Friday, June 09, 2006

Elementals: Water - Peter Dickinson

Elementals: Water is a collection of six short stories, three of which are by Robin McKinley and the other three are by her husband, Peter Dickinson. I've now read Peter Dickinson's three stories (having read Robin McKinley's last week). Dickinson's stories are: "Mermaid Song", "Sea Serpent" and "Kraken".

"Mermaid Song" is about a small girl, Pitiable Nasmith, whose mother died in childbirth after marrying out of her clan. She is brought up by her maternal grandparents, and is not too unhappy until her grandmother dies. Her relationship with her grandfather goes downhill after that and she fears that she may die of one of his beatings or of starvation since her grandfather is no longer sowing, growing and harvesting the usual crops. Then one day, when Pitiable and her grandfather are beachcombing, Pitiable encounters someone who has a connection to a distant ancestor on her maternal side and her life is changed.

"Sea Serpent" is a story that, like McKinley's "Water Horse" was too short ! Iril and his sons manage the estuary crossing that allows pilgrims to go up to Silverspring. He and his sons are expert at taking rafts across the rivermouth, and both Iril and his third son Jarro can "dream the wave": they can see and understand the nature of the waves that come up into the river from the sea, via both dreams and a trance state. One day a man named Mel, who is in charge of building a temple to Awod, the Fathergod, and he wants to use the standing stones from the temple to Tala, the Earthmother that is at Silverspring. Iril is reluctant to accept Mel's commission to carry the stones across the river, but Mel threatens Jarro's life, so he complies. Sirion, who is the priestess of Tala, calls upon a serpent to stop Mel from taking the stones at Silverspring, but his own beast injures the serpent. The stones are removed and taken down to the estuary crossing, and then an immense sea serpent attacks a raft as it is crossing. Iril and his sons must find a way to defeat the sea serpent if they are to meet Mel's demands, or suffer the consequences.

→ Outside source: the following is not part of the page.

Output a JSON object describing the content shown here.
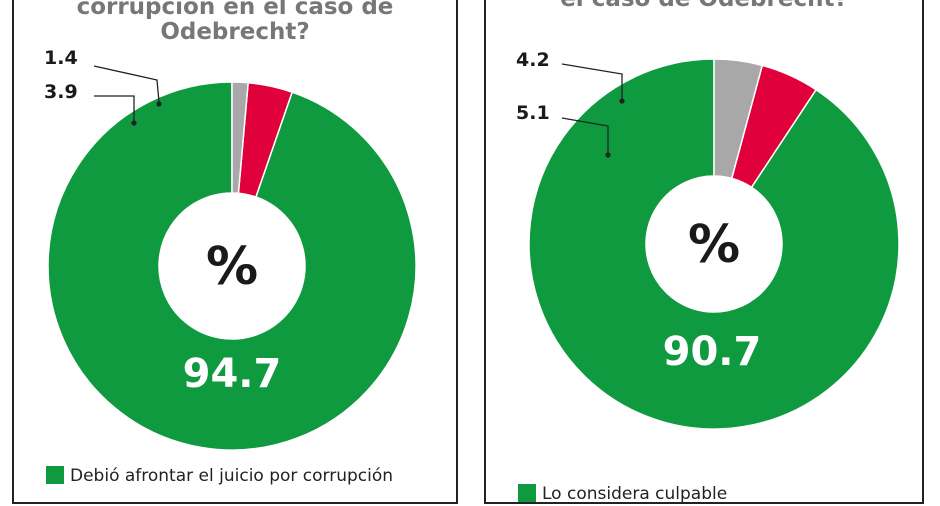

Finally, in "Kraken", Ailsa is skipping school on her very last day at school, to go out with her bluefin, Carn; the merpeople ride dolphins as we would ride a horse. Aisla goes a long way from home on her unsanctioned trip and encounters a ship under attack from pirates. Two of the passengers on board the ship tie themselves together with the man's sword belt and cast themselves over board rather than be captured or killed. Ailsa rescues them, but she has to dive very deep to do so, and in doing so disturbs the unknowable Kraken. It keeps the lovers in a suspended animation and Ailsa and her people are able to get them back to their home, but the Kraken is angered. The merpeople are forced to take the lovers back to the Kraken or risk having their home destroyed. Then Ailsa realises that the Kraken wants her too. She believes it will kill both the lovers and herself, and her father, the King, despairs at the possibility of losing his daughter when he has already lost her mother. But the Kraken is not all it seems and things turn out somewhat differently than anyone expects.